Watching this band stand on a stage – the bravery! – and perform in front of us felt like some kind of miracle. I floated outside, yelled something about having had a two-hour orgasm in the gobby, ebullient way that only a teenager can, and passed out on the cobblestones, next to the car where my dad was waiting patiently to pick my friends and me up. Even in the moment, I knew I had accessed a whole new plane of pleasure.

At their best, music gigs can make me shiver with happiness. There’s the anticipation, for a start: from the second you buy your ticket and pencil it into the diary. You arrive at the venue and you’re immediately with your tribe: friends, regular faces you see at all the other gigs, people who you know probably had the same reaction to hearing this particular artist’s music that you did.
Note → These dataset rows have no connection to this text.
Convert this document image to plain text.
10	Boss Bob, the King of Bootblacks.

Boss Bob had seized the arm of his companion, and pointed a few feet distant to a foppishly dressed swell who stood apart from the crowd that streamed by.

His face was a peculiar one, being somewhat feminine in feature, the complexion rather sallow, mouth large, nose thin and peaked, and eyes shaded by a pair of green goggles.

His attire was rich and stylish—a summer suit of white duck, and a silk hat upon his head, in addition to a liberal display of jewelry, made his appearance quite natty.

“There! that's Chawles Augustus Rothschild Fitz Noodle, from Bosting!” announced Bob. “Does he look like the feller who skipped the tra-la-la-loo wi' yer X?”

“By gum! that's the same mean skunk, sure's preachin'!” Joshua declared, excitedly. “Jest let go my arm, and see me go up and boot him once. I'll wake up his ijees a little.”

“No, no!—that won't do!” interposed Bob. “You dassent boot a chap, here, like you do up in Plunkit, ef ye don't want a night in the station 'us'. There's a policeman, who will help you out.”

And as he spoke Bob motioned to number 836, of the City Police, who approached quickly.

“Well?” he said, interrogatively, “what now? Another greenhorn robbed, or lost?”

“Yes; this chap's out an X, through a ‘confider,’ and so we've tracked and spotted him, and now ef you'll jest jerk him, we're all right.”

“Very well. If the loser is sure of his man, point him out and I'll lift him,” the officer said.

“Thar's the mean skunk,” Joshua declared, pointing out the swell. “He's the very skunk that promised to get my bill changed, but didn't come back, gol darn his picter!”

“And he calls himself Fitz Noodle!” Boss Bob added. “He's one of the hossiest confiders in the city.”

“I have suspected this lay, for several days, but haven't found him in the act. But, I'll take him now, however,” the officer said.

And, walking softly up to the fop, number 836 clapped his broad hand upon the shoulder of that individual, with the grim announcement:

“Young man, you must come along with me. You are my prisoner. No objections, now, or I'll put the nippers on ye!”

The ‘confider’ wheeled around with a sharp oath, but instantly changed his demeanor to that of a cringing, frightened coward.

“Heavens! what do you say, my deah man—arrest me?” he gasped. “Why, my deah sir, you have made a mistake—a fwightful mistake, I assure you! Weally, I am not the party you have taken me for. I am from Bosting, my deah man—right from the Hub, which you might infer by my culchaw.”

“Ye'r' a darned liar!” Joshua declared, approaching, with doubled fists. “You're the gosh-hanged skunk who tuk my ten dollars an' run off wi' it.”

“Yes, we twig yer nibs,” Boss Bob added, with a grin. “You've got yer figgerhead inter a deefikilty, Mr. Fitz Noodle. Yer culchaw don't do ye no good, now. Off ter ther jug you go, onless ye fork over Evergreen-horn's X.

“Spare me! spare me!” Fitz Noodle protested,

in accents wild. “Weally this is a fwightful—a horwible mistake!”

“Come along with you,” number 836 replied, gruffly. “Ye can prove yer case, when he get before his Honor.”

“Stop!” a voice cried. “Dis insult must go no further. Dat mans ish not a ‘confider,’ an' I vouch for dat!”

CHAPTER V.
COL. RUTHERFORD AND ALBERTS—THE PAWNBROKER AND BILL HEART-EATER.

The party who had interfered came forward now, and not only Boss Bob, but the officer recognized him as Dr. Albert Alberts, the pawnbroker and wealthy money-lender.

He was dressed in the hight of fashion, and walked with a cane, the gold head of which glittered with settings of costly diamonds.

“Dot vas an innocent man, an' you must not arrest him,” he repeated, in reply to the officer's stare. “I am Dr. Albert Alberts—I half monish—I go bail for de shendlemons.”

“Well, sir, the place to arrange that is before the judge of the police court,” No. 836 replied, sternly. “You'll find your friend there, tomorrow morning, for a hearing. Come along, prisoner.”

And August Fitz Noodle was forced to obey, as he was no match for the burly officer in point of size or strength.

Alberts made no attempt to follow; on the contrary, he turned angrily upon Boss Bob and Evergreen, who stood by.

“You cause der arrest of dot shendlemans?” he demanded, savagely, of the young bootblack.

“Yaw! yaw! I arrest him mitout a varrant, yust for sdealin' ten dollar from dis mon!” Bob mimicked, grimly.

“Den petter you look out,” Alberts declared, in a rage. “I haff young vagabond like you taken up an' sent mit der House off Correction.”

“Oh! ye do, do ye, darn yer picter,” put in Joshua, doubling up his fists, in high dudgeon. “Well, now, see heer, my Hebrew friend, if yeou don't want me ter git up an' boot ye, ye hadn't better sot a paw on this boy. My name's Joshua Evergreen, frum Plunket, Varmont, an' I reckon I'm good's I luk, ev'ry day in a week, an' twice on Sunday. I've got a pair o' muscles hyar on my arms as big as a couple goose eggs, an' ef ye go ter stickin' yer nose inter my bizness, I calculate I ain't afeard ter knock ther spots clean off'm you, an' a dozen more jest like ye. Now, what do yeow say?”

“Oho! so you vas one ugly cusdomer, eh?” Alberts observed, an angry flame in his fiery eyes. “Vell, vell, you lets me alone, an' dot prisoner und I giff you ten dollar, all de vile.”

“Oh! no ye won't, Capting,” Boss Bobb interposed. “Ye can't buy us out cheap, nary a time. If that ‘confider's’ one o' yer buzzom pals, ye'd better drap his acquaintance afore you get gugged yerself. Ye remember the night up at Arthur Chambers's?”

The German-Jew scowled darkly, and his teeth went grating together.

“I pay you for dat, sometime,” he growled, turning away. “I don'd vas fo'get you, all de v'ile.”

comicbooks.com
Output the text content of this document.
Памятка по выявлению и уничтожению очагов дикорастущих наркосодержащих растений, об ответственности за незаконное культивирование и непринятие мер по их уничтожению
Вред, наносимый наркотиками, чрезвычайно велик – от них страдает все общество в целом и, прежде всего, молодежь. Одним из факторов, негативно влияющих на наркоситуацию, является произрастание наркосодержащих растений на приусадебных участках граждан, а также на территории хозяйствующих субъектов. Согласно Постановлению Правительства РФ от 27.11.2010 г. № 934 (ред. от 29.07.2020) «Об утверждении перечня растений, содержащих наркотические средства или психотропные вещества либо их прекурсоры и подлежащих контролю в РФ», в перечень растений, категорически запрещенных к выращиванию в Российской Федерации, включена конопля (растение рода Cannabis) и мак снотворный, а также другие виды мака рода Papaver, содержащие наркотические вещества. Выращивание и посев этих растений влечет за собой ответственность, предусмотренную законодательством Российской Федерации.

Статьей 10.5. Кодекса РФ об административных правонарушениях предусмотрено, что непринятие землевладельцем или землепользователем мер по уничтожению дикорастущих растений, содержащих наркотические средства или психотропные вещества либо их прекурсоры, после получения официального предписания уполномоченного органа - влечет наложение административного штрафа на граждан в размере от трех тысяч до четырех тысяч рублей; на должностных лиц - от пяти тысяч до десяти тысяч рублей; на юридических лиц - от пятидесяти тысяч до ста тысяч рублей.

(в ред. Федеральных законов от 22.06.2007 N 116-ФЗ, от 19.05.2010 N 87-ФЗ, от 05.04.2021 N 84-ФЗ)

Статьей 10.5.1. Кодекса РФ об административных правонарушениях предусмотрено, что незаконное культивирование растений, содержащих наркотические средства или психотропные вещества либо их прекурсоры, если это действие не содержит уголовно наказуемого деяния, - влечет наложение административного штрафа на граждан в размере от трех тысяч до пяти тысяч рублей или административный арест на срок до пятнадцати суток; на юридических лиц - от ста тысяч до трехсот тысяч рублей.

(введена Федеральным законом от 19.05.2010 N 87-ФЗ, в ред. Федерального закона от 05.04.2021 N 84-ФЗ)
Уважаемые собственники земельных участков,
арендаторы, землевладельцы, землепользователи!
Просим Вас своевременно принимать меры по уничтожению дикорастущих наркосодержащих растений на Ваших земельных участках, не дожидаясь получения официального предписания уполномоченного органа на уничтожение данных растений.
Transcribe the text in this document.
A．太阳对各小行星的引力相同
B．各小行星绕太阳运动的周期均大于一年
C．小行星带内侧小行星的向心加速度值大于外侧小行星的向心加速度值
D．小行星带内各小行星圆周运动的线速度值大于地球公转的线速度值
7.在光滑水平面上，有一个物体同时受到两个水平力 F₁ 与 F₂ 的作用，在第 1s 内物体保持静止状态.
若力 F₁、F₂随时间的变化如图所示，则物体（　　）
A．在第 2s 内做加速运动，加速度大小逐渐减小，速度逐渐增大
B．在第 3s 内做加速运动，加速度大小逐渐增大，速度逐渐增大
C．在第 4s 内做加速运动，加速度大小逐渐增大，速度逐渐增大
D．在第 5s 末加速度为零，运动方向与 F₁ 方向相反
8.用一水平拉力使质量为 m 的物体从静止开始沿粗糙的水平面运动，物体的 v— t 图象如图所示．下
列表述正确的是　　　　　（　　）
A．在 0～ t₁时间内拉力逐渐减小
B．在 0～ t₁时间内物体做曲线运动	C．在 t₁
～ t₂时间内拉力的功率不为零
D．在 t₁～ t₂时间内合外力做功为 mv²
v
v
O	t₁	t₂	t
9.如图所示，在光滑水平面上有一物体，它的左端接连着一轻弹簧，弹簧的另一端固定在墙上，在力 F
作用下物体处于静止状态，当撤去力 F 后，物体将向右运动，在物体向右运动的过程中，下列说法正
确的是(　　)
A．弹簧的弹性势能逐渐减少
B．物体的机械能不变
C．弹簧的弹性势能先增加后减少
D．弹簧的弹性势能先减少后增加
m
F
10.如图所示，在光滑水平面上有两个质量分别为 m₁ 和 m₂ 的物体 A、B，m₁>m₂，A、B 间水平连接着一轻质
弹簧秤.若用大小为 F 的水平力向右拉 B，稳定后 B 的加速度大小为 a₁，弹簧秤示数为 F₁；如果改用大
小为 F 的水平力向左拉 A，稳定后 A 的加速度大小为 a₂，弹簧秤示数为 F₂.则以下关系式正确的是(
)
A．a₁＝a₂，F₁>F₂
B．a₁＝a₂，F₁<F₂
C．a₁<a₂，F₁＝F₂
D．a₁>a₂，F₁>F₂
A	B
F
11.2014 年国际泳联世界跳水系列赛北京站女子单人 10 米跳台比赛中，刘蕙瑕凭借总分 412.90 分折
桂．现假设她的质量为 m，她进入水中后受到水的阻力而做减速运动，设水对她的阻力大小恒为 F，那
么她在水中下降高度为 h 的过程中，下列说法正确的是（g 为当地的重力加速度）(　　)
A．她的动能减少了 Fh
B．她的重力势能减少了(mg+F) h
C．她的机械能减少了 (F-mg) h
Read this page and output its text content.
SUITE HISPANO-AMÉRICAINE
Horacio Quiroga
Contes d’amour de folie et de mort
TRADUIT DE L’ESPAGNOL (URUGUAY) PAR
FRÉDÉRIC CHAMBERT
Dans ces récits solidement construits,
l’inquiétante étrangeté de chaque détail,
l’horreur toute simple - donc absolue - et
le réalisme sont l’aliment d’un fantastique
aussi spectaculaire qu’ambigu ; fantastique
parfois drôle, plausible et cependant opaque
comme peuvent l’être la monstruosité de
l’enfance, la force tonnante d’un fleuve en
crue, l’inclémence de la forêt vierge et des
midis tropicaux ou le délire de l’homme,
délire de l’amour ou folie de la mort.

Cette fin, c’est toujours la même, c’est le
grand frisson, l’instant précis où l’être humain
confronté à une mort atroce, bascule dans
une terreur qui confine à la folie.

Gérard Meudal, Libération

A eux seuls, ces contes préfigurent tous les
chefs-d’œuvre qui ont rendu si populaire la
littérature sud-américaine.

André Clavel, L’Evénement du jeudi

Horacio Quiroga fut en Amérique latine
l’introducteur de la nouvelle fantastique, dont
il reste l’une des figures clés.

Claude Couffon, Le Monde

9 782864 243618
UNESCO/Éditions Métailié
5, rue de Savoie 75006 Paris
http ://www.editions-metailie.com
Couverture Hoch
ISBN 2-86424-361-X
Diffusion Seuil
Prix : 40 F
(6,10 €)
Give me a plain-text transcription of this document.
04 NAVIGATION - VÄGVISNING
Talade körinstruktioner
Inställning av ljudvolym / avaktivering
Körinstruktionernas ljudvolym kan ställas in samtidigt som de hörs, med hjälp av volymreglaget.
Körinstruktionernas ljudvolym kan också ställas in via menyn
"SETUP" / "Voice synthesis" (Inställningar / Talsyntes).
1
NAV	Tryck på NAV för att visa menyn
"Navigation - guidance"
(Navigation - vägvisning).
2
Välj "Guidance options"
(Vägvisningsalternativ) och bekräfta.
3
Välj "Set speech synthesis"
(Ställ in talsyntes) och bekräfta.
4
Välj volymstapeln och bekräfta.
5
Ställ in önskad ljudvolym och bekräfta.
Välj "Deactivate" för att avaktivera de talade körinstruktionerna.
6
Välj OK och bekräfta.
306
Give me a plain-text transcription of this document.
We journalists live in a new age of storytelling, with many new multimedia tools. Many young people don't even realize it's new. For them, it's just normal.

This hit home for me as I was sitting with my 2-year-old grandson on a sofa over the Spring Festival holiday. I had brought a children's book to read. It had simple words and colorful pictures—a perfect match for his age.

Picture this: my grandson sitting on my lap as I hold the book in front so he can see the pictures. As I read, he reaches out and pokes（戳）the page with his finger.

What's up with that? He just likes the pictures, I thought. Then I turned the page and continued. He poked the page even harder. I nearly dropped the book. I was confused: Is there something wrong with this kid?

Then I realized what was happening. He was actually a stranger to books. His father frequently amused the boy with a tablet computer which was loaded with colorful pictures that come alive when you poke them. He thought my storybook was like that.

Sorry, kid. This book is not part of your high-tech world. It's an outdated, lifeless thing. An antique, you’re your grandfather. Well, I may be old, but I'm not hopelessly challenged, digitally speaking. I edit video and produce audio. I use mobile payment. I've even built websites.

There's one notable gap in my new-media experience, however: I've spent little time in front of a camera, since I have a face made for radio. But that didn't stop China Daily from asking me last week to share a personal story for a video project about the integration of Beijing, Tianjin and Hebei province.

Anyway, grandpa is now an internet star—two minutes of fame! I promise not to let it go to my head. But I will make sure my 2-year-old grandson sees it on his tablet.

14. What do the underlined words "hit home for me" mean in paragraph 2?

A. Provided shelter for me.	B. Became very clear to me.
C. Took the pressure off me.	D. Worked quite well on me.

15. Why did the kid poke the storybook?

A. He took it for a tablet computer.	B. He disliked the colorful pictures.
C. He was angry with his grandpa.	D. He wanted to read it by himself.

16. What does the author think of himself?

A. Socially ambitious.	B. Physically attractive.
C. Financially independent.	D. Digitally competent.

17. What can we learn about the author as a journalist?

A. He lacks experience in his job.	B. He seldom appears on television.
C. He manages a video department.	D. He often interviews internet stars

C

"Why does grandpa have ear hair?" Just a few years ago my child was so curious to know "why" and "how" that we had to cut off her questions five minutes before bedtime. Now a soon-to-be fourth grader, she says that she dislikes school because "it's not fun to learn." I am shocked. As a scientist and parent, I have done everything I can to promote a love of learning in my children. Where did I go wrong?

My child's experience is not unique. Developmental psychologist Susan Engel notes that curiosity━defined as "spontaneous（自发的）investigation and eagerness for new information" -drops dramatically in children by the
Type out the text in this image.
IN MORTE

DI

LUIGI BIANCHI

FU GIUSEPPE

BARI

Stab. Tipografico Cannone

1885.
You’re all standing shoulder to shoulder; the warmth of bodies making you aware of the cold drink in your hand, sweating condensation. There’s something so fundamentally human and life-affirming about it.

There’s the moment when the house lights go down and a small quake of anticipation fills the room. And then, there are those few seconds of silence before you hear the first note. And then, they play a song – maybe one that you listened to in private, held your breath so you could hear it more fully, connected with it, and let it transport you – and it’s loud, so loud that the song you love feels like an embrace. And you know that others in the room feel exactly the same way, having their private love affair with this song, their emotions, out in the open for all to share. We are locked in a sonic embrace.

It’s glorious. Sometimes I can’t believe this can be even bought with money.

Everyone – the performers, the crew, the audience – is going to be delirious with gladness to be back in the darkness, beneath the loudness, singing along with pure abandon

Because I’m getting older and grouchier, gigs became something of a mild annoyance more recently. There was always someone taller in the way, or someone bitching loudly about a girl at work nearby, or someone taking dozens of selfies with an iPad, or someone who would ignore what was happening on stage, until the band got to the one song that they knew from heavy rotation on the radio, and they would sing along like a bag of cats being hammered. Now, I can’t wait to be among every last one of them.

When I think of the next gig I will be at, I have no idea how it might look or feel, and what modifications the live experience will undergo in the Covid era. What I do know is that everyone – the performers, the crew, the audience – is going to be delirious with gladness to be back in the darkness, beneath the loudness, singing along with pure abandon, like a bag of cats being hammered. Just thinking about it, and how richly sweet this will be, gladdens me no end.